JOUR DE GRÂCE ET DE CESSATION DU TRAVAIL
2184 Comme Dieu  » se reposa le septième jour après tout le travail qu’il avait fait  » (Gn 2, 2), la vie humaine est rythmée par le travail et le repos. L’institution du Jour du Seigneur contribue à ce que tous jouissent du temps de repos et de loisir suffisant qui leur permette de cultiver leur vie familiale, culturelle, sociale et religieuse (cf. GS 67, § 3).
2185 Pendant le dimanche et les autres jours de fête de précepte, les fidèles s’abstiendront de se livrer à des travaux ou à des activités qui empêchent le culte dû à Dieu, la joie propre au Jour du Seigneur, la pratique des œuvres de miséricorde et la détente convenable de l’esprit et du corps (cf. ⇒ CIC, can. 1247).
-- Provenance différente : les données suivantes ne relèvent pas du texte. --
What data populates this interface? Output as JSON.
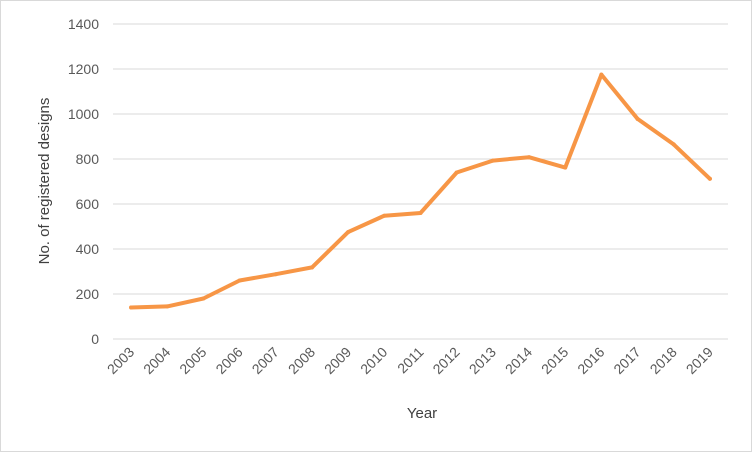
{
  "chart_data": {
    "type": "line",
    "title": "",
    "xlabel": "Year",
    "ylabel": "No. of registered designs",
    "ylim": [
      0,
      1400
    ],
    "yticks": [
      0,
      200,
      400,
      600,
      800,
      1000,
      1200,
      1400
    ],
    "grid": true,
    "legend": "none",
    "categories": [
      "2003",
      "2004",
      "2005",
      "2006",
      "2007",
      "2008",
      "2009",
      "2010",
      "2011",
      "2012",
      "2013",
      "2014",
      "2015",
      "2016",
      "2017",
      "2018",
      "2019"
    ],
    "series": [
      {
        "color": "#F79646",
        "values": [
          140,
          145,
          180,
          260,
          288,
          318,
          475,
          548,
          560,
          740,
          793,
          808,
          762,
          1175,
          978,
          865,
          712
        ]
      }
    ]
  }
}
Les nécessités familiales ou une grande utilité sociale constituent des excuses légitimes vis-à-vis du précepte du repos dominical. Les fidèles veilleront à ce que de légitimes excuses n’introduisent pas des habitudes préjudiciables à la religion, à la vie de famille et à la santé.
L’amour de la vérité cherche le saint loisir, la nécessité de l’amour accueille le juste travail (S. Augustin, civ. 19, 19).
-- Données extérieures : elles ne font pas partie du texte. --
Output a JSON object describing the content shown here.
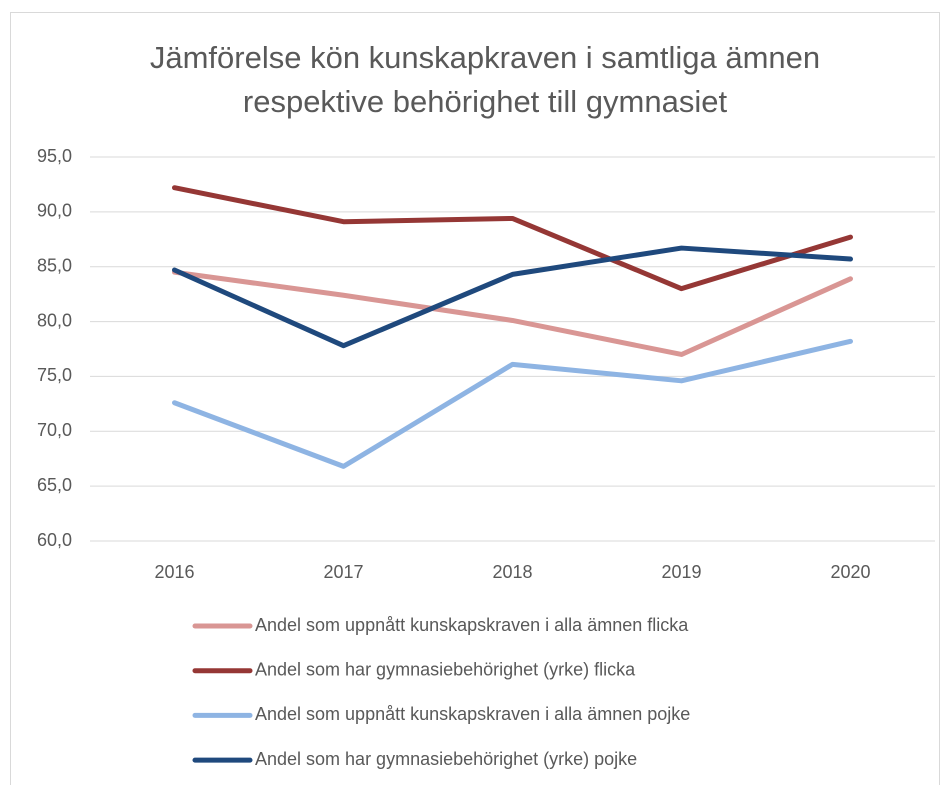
{
  "chart_data": {
    "type": "line",
    "title": [
      "Jämförelse kön kunskapkraven i samtliga ämnen",
      "respektive behörighet till gymnasiet"
    ],
    "categories": [
      "2016",
      "2017",
      "2018",
      "2019",
      "2020"
    ],
    "series": [
      {
        "name": "Andel som uppnått kunskapskraven i alla ämnen flicka",
        "color": "#d99694",
        "values": [
          84.5,
          82.4,
          80.1,
          77.0,
          83.9
        ]
      },
      {
        "name": "Andel som har gymnasiebehörighet (yrke)  flicka",
        "color": "#953735",
        "values": [
          92.2,
          89.1,
          89.4,
          83.0,
          87.7
        ]
      },
      {
        "name": "Andel som uppnått kunskapskraven i alla ämnen pojke",
        "color": "#8eb4e3",
        "values": [
          72.6,
          66.8,
          76.1,
          74.6,
          78.2
        ]
      },
      {
        "name": "Andel som har gymnasiebehörighet (yrke) pojke",
        "color": "#1f497d",
        "values": [
          84.7,
          77.8,
          84.3,
          86.7,
          85.7
        ]
      }
    ],
    "ylim": [
      60,
      95
    ],
    "yticks": [
      {
        "value": 60,
        "label": "60,0"
      },
      {
        "value": 65,
        "label": "65,0"
      },
      {
        "value": 70,
        "label": "70,0"
      },
      {
        "value": 75,
        "label": "75,0"
      },
      {
        "value": 80,
        "label": "80,0"
      },
      {
        "value": 85,
        "label": "85,0"
      },
      {
        "value": 90,
        "label": "90,0"
      },
      {
        "value": 95,
        "label": "95,0"
      }
    ],
    "grid": true,
    "legend": "bottom"
  }
}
2186 Que les chrétiens qui disposent de loisirs se rappellent leurs frères qui ont les mêmes besoins et les mêmes droits et ne peuvent se reposer à cause de la pauvreté et de la misère. Le dimanche est traditionnellement consacré par la piété chrétienne aux bonnes œuvres et aux humbles services des malades, des infirmes, des vieillards. Les chrétiens sanctifieront encore le dimanche en donnant à leur famille et à leurs proches le temps et les soins, difficiles à accorder les autres jours de la semaine. Le dimanche est un temps de réflexion, de silence, de culture et de méditation qui favorisent la croissance de la vie intérieure et chrétienne.
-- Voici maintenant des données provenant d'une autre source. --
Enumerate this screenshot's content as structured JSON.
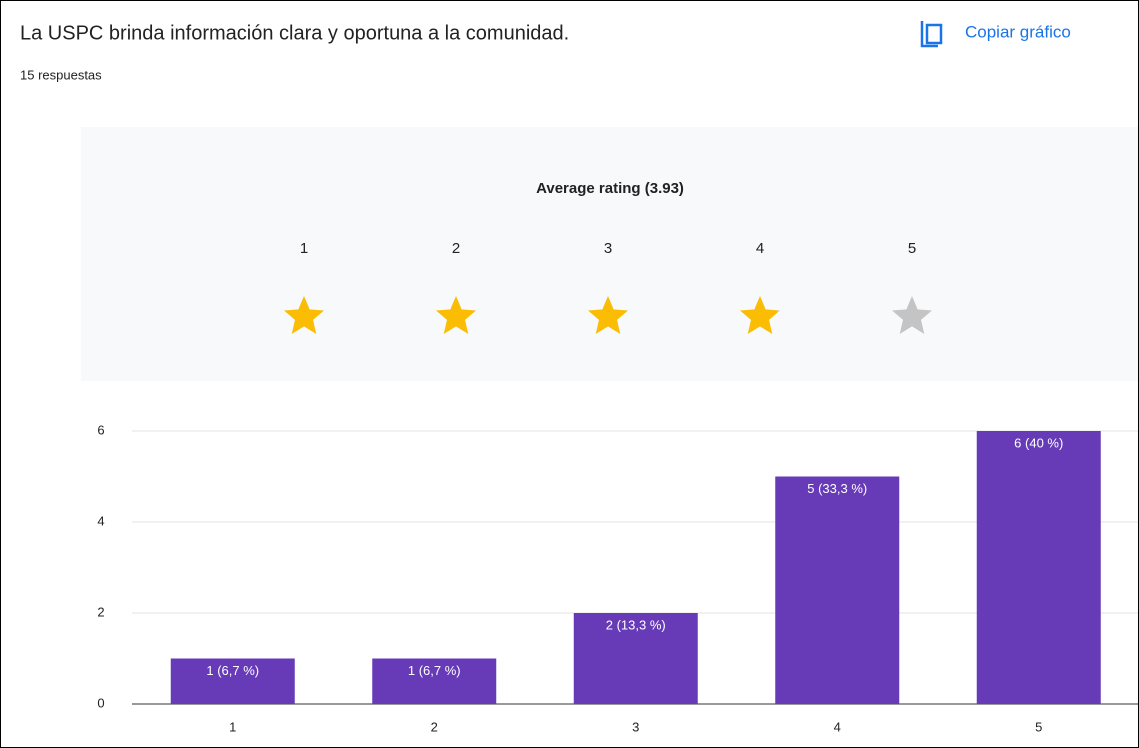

2187 Sanctifier les dimanches et jours de fête exige un effort commun. Chaque chrétien doit éviter d’imposer sans nécessité à autrui ce qui l’empêcherait de garder le jour du Seigneur. Quand les coutumes (sport, restaurants, etc.) et les contraintes sociales (services publics, etc.) requièrent de certains un travail dominical, chacun garde la responsabilité d’un temps suffisant de loisir. Les fidèles veilleront, avec tempérance et charité, à éviter les excès et les violences engendrées parfois par des loisirs de masse. Malgré les contraintes économiques, les pouvoirs publics veilleront à assurer aux citoyens un temps destiné au repos et au culte divin. Les employeurs ont une obligation analogue vis-à-vis de leurs employés.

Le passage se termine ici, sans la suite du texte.